Herget returned to Louisville to begin 2019, going 3–4 with a 2.91 ERA and 68 strikeouts over 58 2/3 innings. On July 1, the Reds promoted Herget to the major leagues. He made his debut on July 7, allowing 3 runs in 2/3 innings pitched. He pitched 6 1/3 innings for the Reds in 2019, posting a 4.26 ERA. Herget was designated for assignment on November 25.

===Texas Rangers===
On December 2, 2019, Herget was claimed off waivers by the Texas Rangers. He was again designated for assignment on December 21. He was outrighted to the minors on January 9, 2020. On July 31, Herget's contract was selected to the 40-man roster. He earned his first MLB win on September 26 after blowing a save. In the shortened season, he went 1–0 with a 3.20 ERA in 20 games. On December 2, Herget was non-tendered by Texas.

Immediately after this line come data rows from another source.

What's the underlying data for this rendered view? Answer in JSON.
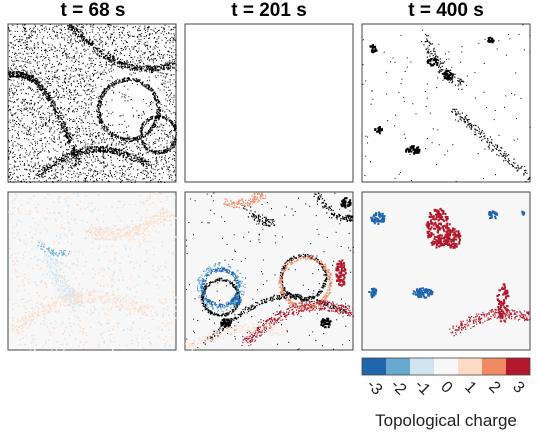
{
  "panels": [
    {
      "title": "t = 68 s"
    },
    {
      "title": "t = 201 s"
    },
    {
      "title": "t = 400 s"
    }
  ],
  "colorbar": {
    "ticks": [
      -3,
      -2,
      -1,
      0,
      1,
      2,
      3
    ],
    "colors": [
      "#2166ac",
      "#67a9cf",
      "#d1e5f0",
      "#f7f7f7",
      "#fddbc7",
      "#ef8a62",
      "#b2182b"
    ],
    "label": "Topological charge"
  }
}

On December 11, Herget signed a major league deal with the Rangers. On February 16, 2021, Herget was designated for assignment again after Texas acquired Josh Sborz. On February 20, Herget was outrighted and invited to spring training as a non-roster invitee. On August 1, Texas selected his contact to the active roster, after he opened the season with the Round Rock Express. After giving up 4 runs in 4 innings pitched, Herget was designated for assignment on August 13. He became a free agent on August 15.

===Los Angeles Angels===
On August 16, 2021, Herget signed a minor league contract with the Los Angeles Angels. He was then assigned to the Triple-A Salt Lake Bees. After making 4 appearances with Salt Lake, going 0–1 with a 13.50 ERA and 5 strikeouts, the Angels selected Herget's contract on August 31. He had a 2.48 ERA with nine saves in 69 innings while working almost exclusively out of the bullpen in 2022.

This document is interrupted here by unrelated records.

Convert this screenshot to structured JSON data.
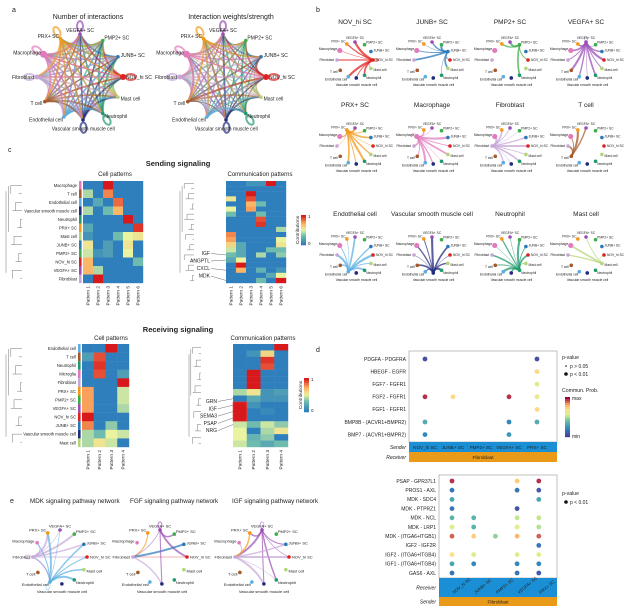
{
  "panel_labels": {
    "a": "a",
    "b": "b",
    "c": "c",
    "d": "d",
    "e": "e"
  },
  "colors": {
    "VEGFA+ SC": "#9b4fb5",
    "PMP2+ SC": "#3cae4a",
    "JUNB+ SC": "#2a78b8",
    "NOV_hi SC": "#e0221f",
    "Mast cell": "#b3d67a",
    "Neutrophil": "#1f9a6c",
    "Vascular smooth muscle cell": "#232b7d",
    "Endothelial cell": "#5aaee3",
    "T cell": "#a5582a",
    "Fibroblast": "#c6a6d8",
    "Macrophage": "#e27bbd",
    "PRX+ SC": "#f39a1c",
    "sender_bar": "#1b8fd6",
    "receiver_bar": "#e89a18",
    "sender_text": "#1b8fd6",
    "receiver_text": "#e2541f"
  },
  "cell_types": [
    "VEGFA+ SC",
    "PMP2+ SC",
    "JUNB+ SC",
    "NOV_hi SC",
    "Mast cell",
    "Neutrophil",
    "Vascular smooth muscle cell",
    "Endothelial cell",
    "T cell",
    "Fibroblast",
    "Macrophage",
    "PRX+ SC"
  ],
  "panel_a": {
    "titles": [
      "Number of interactions",
      "Interaction weights/strength"
    ]
  },
  "panel_b": {
    "networks": [
      {
        "sender": "NOV_hi SC",
        "targets": [
          "Macrophage",
          "Fibroblast",
          "Endothelial cell",
          "Vascular smooth muscle cell",
          "Neutrophil",
          "Mast cell",
          "PRX+ SC",
          "VEGFA+ SC",
          "NOV_hi SC"
        ]
      },
      {
        "sender": "JUNB+ SC",
        "targets": [
          "Macrophage",
          "Fibroblast",
          "PRX+ SC",
          "VEGFA+ SC",
          "PMP2+ SC",
          "NOV_hi SC",
          "Mast cell",
          "Neutrophil"
        ]
      },
      {
        "sender": "PMP2+ SC",
        "targets": [
          "PRX+ SC",
          "VEGFA+ SC",
          "NOV_hi SC",
          "Neutrophil"
        ]
      },
      {
        "sender": "VEGFA+ SC",
        "targets": [
          "PRX+ SC",
          "PMP2+ SC",
          "JUNB+ SC",
          "NOV_hi SC",
          "Mast cell",
          "Neutrophil",
          "Vascular smooth muscle cell",
          "Endothelial cell",
          "T cell",
          "Fibroblast",
          "Macrophage",
          "VEGFA+ SC"
        ]
      },
      {
        "sender": "PRX+ SC",
        "targets": [
          "VEGFA+ SC",
          "PMP2+ SC",
          "JUNB+ SC",
          "NOV_hi SC",
          "Mast cell",
          "Neutrophil",
          "Vascular smooth muscle cell",
          "Endothelial cell",
          "Fibroblast",
          "Macrophage"
        ]
      },
      {
        "sender": "Macrophage",
        "targets": [
          "VEGFA+ SC",
          "PRX+ SC",
          "JUNB+ SC",
          "NOV_hi SC",
          "Mast cell",
          "Neutrophil",
          "Vascular smooth muscle cell",
          "Endothelial cell",
          "T cell",
          "Fibroblast",
          "Macrophage"
        ]
      },
      {
        "sender": "Fibroblast",
        "targets": [
          "VEGFA+ SC",
          "PRX+ SC",
          "PMP2+ SC",
          "JUNB+ SC",
          "NOV_hi SC",
          "Mast cell",
          "Neutrophil",
          "Vascular smooth muscle cell",
          "Endothelial cell",
          "Macrophage"
        ]
      },
      {
        "sender": "T cell",
        "targets": [
          "VEGFA+ SC",
          "PRX+ SC",
          "Macrophage",
          "Fibroblast"
        ]
      },
      {
        "sender": "Endothelial cell",
        "targets": [
          "VEGFA+ SC",
          "PRX+ SC",
          "JUNB+ SC",
          "NOV_hi SC",
          "Mast cell",
          "Neutrophil",
          "Vascular smooth muscle cell",
          "T cell",
          "Fibroblast",
          "Macrophage"
        ]
      },
      {
        "sender": "Vascular smooth muscle cell",
        "targets": [
          "VEGFA+ SC",
          "PRX+ SC",
          "JUNB+ SC",
          "NOV_hi SC",
          "Mast cell",
          "Neutrophil",
          "Endothelial cell",
          "T cell",
          "Fibroblast",
          "Macrophage"
        ]
      },
      {
        "sender": "Neutrophil",
        "targets": [
          "VEGFA+ SC",
          "PRX+ SC",
          "PMP2+ SC",
          "JUNB+ SC",
          "NOV_hi SC",
          "Mast cell",
          "Vascular smooth muscle cell",
          "Endothelial cell",
          "T cell",
          "Fibroblast",
          "Macrophage"
        ]
      },
      {
        "sender": "Mast cell",
        "targets": [
          "VEGFA+ SC",
          "Macrophage",
          "NOV_hi SC",
          "Fibroblast"
        ]
      }
    ]
  },
  "panel_c": {
    "sending_title": "Sending signaling",
    "receiving_title": "Receiving signaling",
    "cell_patterns_title": "Cell patterns",
    "communication_patterns_title": "Communication patterns",
    "colorbar_label": "Contributions",
    "colorbar_ticks": [
      "0",
      "1"
    ],
    "sending_cell": {
      "rows": [
        "Macrophage",
        "T cell",
        "Endothelial cell",
        "Vascular smooth muscle cell",
        "Neutrophil",
        "PRX+ SC",
        "Mast cell",
        "JUNB+ SC",
        "PMP2+ SC",
        "NOV_hi SC",
        "VEGFA+ SC",
        "Fibroblast"
      ],
      "columns": [
        "Pattern 1",
        "Pattern 2",
        "Pattern 3",
        "Pattern 4",
        "Pattern 5",
        "Pattern 6"
      ],
      "values": [
        [
          0,
          0,
          1,
          0,
          0,
          0
        ],
        [
          0.4,
          0,
          0.8,
          0,
          0,
          0
        ],
        [
          0,
          0.2,
          0,
          0.85,
          0,
          0
        ],
        [
          0.4,
          0,
          0.3,
          0.7,
          0,
          0
        ],
        [
          0,
          0,
          0,
          0,
          1,
          0
        ],
        [
          0.2,
          0,
          0,
          0,
          0,
          0.95
        ],
        [
          0.1,
          0,
          0,
          0.3,
          0.5,
          0.55
        ],
        [
          0.55,
          0,
          0.15,
          0,
          0.55,
          0
        ],
        [
          0.45,
          0.1,
          0.15,
          0,
          0.5,
          0
        ],
        [
          0.7,
          0,
          0,
          0,
          0,
          0.3
        ],
        [
          0.7,
          0.4,
          0,
          0,
          0,
          0
        ],
        [
          0,
          1,
          0,
          0,
          0,
          0
        ]
      ]
    },
    "sending_comm": {
      "columns": [
        "Pattern 1",
        "Pattern 2",
        "Pattern 3",
        "Pattern 4",
        "Pattern 5",
        "Pattern 6"
      ],
      "labels": [
        {
          "row": 14,
          "text": "IGF"
        },
        {
          "row": 15,
          "text": "ANGPTL"
        },
        {
          "row": 17,
          "text": "CXCL"
        },
        {
          "row": 19,
          "text": "MDK"
        }
      ],
      "values": [
        [
          0,
          0,
          0.1,
          0.1,
          1,
          0
        ],
        [
          0,
          0,
          0,
          0,
          0,
          0
        ],
        [
          0,
          0,
          1,
          0,
          0,
          0
        ],
        [
          0.55,
          0,
          0.9,
          0,
          0,
          0
        ],
        [
          0,
          0,
          0.7,
          0.3,
          0,
          0
        ],
        [
          0.5,
          0,
          0.75,
          0,
          0,
          0
        ],
        [
          0.3,
          0,
          0,
          0.3,
          0,
          0
        ],
        [
          0,
          0,
          0,
          0.9,
          0,
          0
        ],
        [
          0,
          0,
          0,
          0.95,
          0,
          0
        ],
        [
          0,
          0,
          0,
          0,
          0,
          0.4
        ],
        [
          0.8,
          0,
          0,
          0,
          0,
          0
        ],
        [
          0.75,
          0,
          0,
          0,
          0,
          0.5
        ],
        [
          0.6,
          0.2,
          0,
          0,
          0,
          0.55
        ],
        [
          0.45,
          0.2,
          0,
          0,
          0.3,
          0.3
        ],
        [
          0.3,
          0.2,
          0,
          0.4,
          0,
          0.35
        ],
        [
          0.2,
          0.5,
          0,
          0,
          0,
          0
        ],
        [
          0,
          1,
          0,
          0,
          0,
          0
        ],
        [
          0,
          0.7,
          0,
          0.25,
          0,
          0.1
        ],
        [
          0,
          0,
          0,
          0,
          0.2,
          0.5
        ],
        [
          0,
          0,
          0,
          0.3,
          0,
          1
        ]
      ]
    },
    "receiving_cell": {
      "rows": [
        "Endothelial cell",
        "T cell",
        "Neutrophil",
        "Microglia",
        "Fibroblast",
        "PRX+ SC",
        "PMP2+ SC",
        "VEGFA+ SC",
        "NOV_hi SC",
        "JUNB+ SC",
        "Vascular smooth muscle cell",
        "Mast cell"
      ],
      "columns": [
        "Pattern 1",
        "Pattern 2",
        "Pattern 3",
        "Pattern 4"
      ],
      "values": [
        [
          0,
          0,
          1,
          0
        ],
        [
          0.15,
          0.9,
          0,
          0
        ],
        [
          0,
          0.95,
          0,
          0
        ],
        [
          0,
          0.9,
          0,
          0.15
        ],
        [
          0,
          0,
          0,
          1
        ],
        [
          0.75,
          0,
          0,
          0.45
        ],
        [
          0.75,
          0,
          0,
          0.45
        ],
        [
          0.75,
          0,
          0,
          0.4
        ],
        [
          1,
          0,
          0,
          0
        ],
        [
          0.8,
          0,
          0.35,
          0
        ],
        [
          0.4,
          0.3,
          0.5,
          0.45
        ],
        [
          0.4,
          0.55,
          0.45,
          0
        ]
      ]
    },
    "receiving_comm": {
      "columns": [
        "Pattern 1",
        "Pattern 2",
        "Pattern 3",
        "Pattern 4"
      ],
      "labels": [
        {
          "row": 8,
          "text": "GRN"
        },
        {
          "row": 9,
          "text": "IGF"
        },
        {
          "row": 10,
          "text": "SEMA3"
        },
        {
          "row": 11,
          "text": "PSAP"
        },
        {
          "row": 12,
          "text": "NRG"
        }
      ],
      "values": [
        [
          0,
          0,
          0,
          1
        ],
        [
          0,
          0.1,
          0.6,
          0
        ],
        [
          0,
          0,
          0.95,
          0
        ],
        [
          0,
          0,
          0.9,
          0
        ],
        [
          0,
          1,
          0,
          0
        ],
        [
          0,
          1,
          0,
          0
        ],
        [
          0,
          1,
          0,
          0
        ],
        [
          0.4,
          0.55,
          0.1,
          0.15
        ],
        [
          0,
          0.2,
          0.1,
          0.1
        ],
        [
          1,
          0.1,
          0,
          0
        ],
        [
          1,
          0,
          0.05,
          0
        ],
        [
          1,
          0,
          0,
          0
        ],
        [
          0.45,
          0.3,
          0.45,
          0.35
        ],
        [
          0.5,
          0,
          0.4,
          0.55
        ],
        [
          0.5,
          0.25,
          0.35,
          0
        ],
        [
          0.45,
          0.3,
          0.2,
          0.3
        ]
      ]
    }
  },
  "panel_d": {
    "sender_label": "Sender",
    "receiver_label": "Receiver",
    "legend_pvalue_title": "p-value",
    "legend_commun_title": "Commun. Prob.",
    "legend_max": "max",
    "legend_min": "min",
    "top": {
      "rows": [
        "PDGFA - PDGFRA",
        "HBEGF - EGFR",
        "FGF7 - FGFR1",
        "FGF2 - FGFR1",
        "FGF1 - FGFR1",
        "BMP8B - (ACVR1+BMPR2)",
        "BMP7 - (ACVR1+BMPR2)"
      ],
      "columns": [
        "NOV_hi SC",
        "JUNB+ SC",
        "PMP2+ SC",
        "VEGFA+ SC",
        "PRX+ SC"
      ],
      "group": "Fibroblast",
      "pvalue_legend": [
        "p > 0.05",
        "p < 0.01"
      ],
      "values": [
        [
          0.05,
          null,
          null,
          null,
          0.05
        ],
        [
          null,
          null,
          null,
          null,
          0.72
        ],
        [
          null,
          null,
          null,
          null,
          0.58
        ],
        [
          0.95,
          0.72,
          null,
          0.95,
          0.62
        ],
        [
          null,
          null,
          null,
          null,
          0.72
        ],
        [
          0.32,
          null,
          null,
          0.2,
          0.32
        ],
        [
          0.2,
          null,
          null,
          0.25,
          null
        ]
      ]
    },
    "bottom": {
      "rows": [
        "PSAP - GPR37L1",
        "PROS1 - AXL",
        "MDK - SDC4",
        "MDK - PTPRZ1",
        "MDK - NCL",
        "MDK - LRP1",
        "MDK - (ITGA6+ITGB1)",
        "IGF2 - IGF2R",
        "IGF2 - (ITGA6+ITGB4)",
        "IGF1 - (ITGA6+ITGB4)",
        "GAS6 - AXL"
      ],
      "columns": [
        "NOV_hi SC",
        "JUNB+ SC",
        "PMP2+ SC",
        "VEGFA+ SC",
        "PRX+ SC"
      ],
      "group": "Fibroblast",
      "pvalue_legend": [
        "p < 0.01"
      ],
      "values": [
        [
          0.95,
          null,
          null,
          0.75,
          0.95
        ],
        [
          0.15,
          null,
          null,
          0.15,
          0.08
        ],
        [
          0.3,
          null,
          null,
          null,
          0.3
        ],
        [
          0.15,
          null,
          null,
          0.05,
          null
        ],
        [
          0.35,
          0.35,
          null,
          0.52,
          0.52
        ],
        [
          0.55,
          0.35,
          null,
          0.55,
          0.5
        ],
        [
          0.9,
          0.75,
          0.45,
          0.8,
          0.9
        ],
        [
          null,
          null,
          null,
          null,
          0.15
        ],
        [
          0.7,
          0.55,
          null,
          0.55,
          0.55
        ],
        [
          0.3,
          0.2,
          null,
          0.2,
          0.2
        ],
        [
          0.15,
          null,
          null,
          0.15,
          0.08
        ]
      ]
    }
  },
  "panel_e": {
    "networks": [
      {
        "title": "MDK signaling pathway network",
        "edges": [
          [
            "Fibroblast",
            "VEGFA+ SC"
          ],
          [
            "Fibroblast",
            "PMP2+ SC"
          ],
          [
            "Fibroblast",
            "JUNB+ SC"
          ],
          [
            "Fibroblast",
            "NOV_hi SC"
          ],
          [
            "Fibroblast",
            "Macrophage"
          ],
          [
            "Fibroblast",
            "PRX+ SC"
          ],
          [
            "Fibroblast",
            "Endothelial cell"
          ],
          [
            "Fibroblast",
            "Fibroblast"
          ],
          [
            "Endothelial cell",
            "VEGFA+ SC"
          ],
          [
            "Endothelial cell",
            "PRX+ SC"
          ],
          [
            "Endothelial cell",
            "JUNB+ SC"
          ],
          [
            "Endothelial cell",
            "NOV_hi SC"
          ],
          [
            "Endothelial cell",
            "Fibroblast"
          ],
          [
            "Endothelial cell",
            "Neutrophil"
          ],
          [
            "Endothelial cell",
            "Mast cell"
          ],
          [
            "Endothelial cell",
            "Macrophage"
          ],
          [
            "Endothelial cell",
            "Endothelial cell"
          ]
        ]
      },
      {
        "title": "FGF signaling pathway network",
        "edges": [
          [
            "PRX+ SC",
            "Fibroblast"
          ],
          [
            "VEGFA+ SC",
            "Fibroblast"
          ],
          [
            "VEGFA+ SC",
            "NOV_hi SC"
          ],
          [
            "VEGFA+ SC",
            "PMP2+ SC"
          ],
          [
            "VEGFA+ SC",
            "VEGFA+ SC"
          ],
          [
            "NOV_hi SC",
            "Fibroblast"
          ],
          [
            "JUNB+ SC",
            "Fibroblast"
          ],
          [
            "Fibroblast",
            "Vascular smooth muscle cell"
          ],
          [
            "VEGFA+ SC",
            "Vascular smooth muscle cell"
          ]
        ]
      },
      {
        "title": "IGF signaling pathway network",
        "edges": [
          [
            "VEGFA+ SC",
            "PRX+ SC"
          ],
          [
            "VEGFA+ SC",
            "JUNB+ SC"
          ],
          [
            "VEGFA+ SC",
            "NOV_hi SC"
          ],
          [
            "VEGFA+ SC",
            "Fibroblast"
          ],
          [
            "VEGFA+ SC",
            "Neutrophil"
          ],
          [
            "VEGFA+ SC",
            "Vascular smooth muscle cell"
          ],
          [
            "VEGFA+ SC",
            "VEGFA+ SC"
          ],
          [
            "Fibroblast",
            "NOV_hi SC"
          ],
          [
            "Fibroblast",
            "JUNB+ SC"
          ],
          [
            "Fibroblast",
            "Macrophage"
          ],
          [
            "Fibroblast",
            "Neutrophil"
          ],
          [
            "Fibroblast",
            "Vascular smooth muscle cell"
          ],
          [
            "PRX+ SC",
            "Fibroblast"
          ]
        ]
      }
    ]
  }
}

Herget made 29 appearances for the Angels in 2023, registering a 2–4 record and 4.66 ERA with 26 strikeouts across 29 innings pitched. He also pitched in 25 games in Triple-A. He was optioned to Triple-A Salt Lake to begin the 2024 season. On April 28, Herget was designated for assignment following the promotion of Zac Kristofak.

=== Atlanta Braves ===
On May 2, 2024, Herget was traded to the Atlanta Braves in exchange for cash and assigned to the Triple-A Gwinnett Stripers. On May 25, he was recalled to the majors, making his Braves debut later that day, pitching a scoreless inning with two strikeouts against the Pittsburgh Pirates. In 8 games for the Braves, Herget had a 4.38 ERA with 15 strikeouts over 12 1/3 innings pitched. He was designated for assignment by Atlanta on September 11.

===Chicago Cubs===
On September 13, 2024, Herget was claimed off waivers by the Chicago Cubs. He made four scoreless appearances for the Triple-A Iowa Cubs, striking out 5 batters in 4 1/3 innings pitched. Herget was designated for assignment by Chicago on November 4.

===Colorado Rockies===
On November 8, 2024, Herget was claimed off waivers by the Colorado Rockies. He pitched in a career-high 83 1/3 innings and 59 games, going 1–2 with a 2.48 ERA. After the successful season, he said he was considering converting to a starting pitcher.

==Pitching style==
Herget's unconventional sidearm delivery and high spin rate have generated a curveball and sinker which both have effective horizontal movement. The frisbee-like action of his pitches has earned him the nickname "The Human Glitch" from Rob Friedman.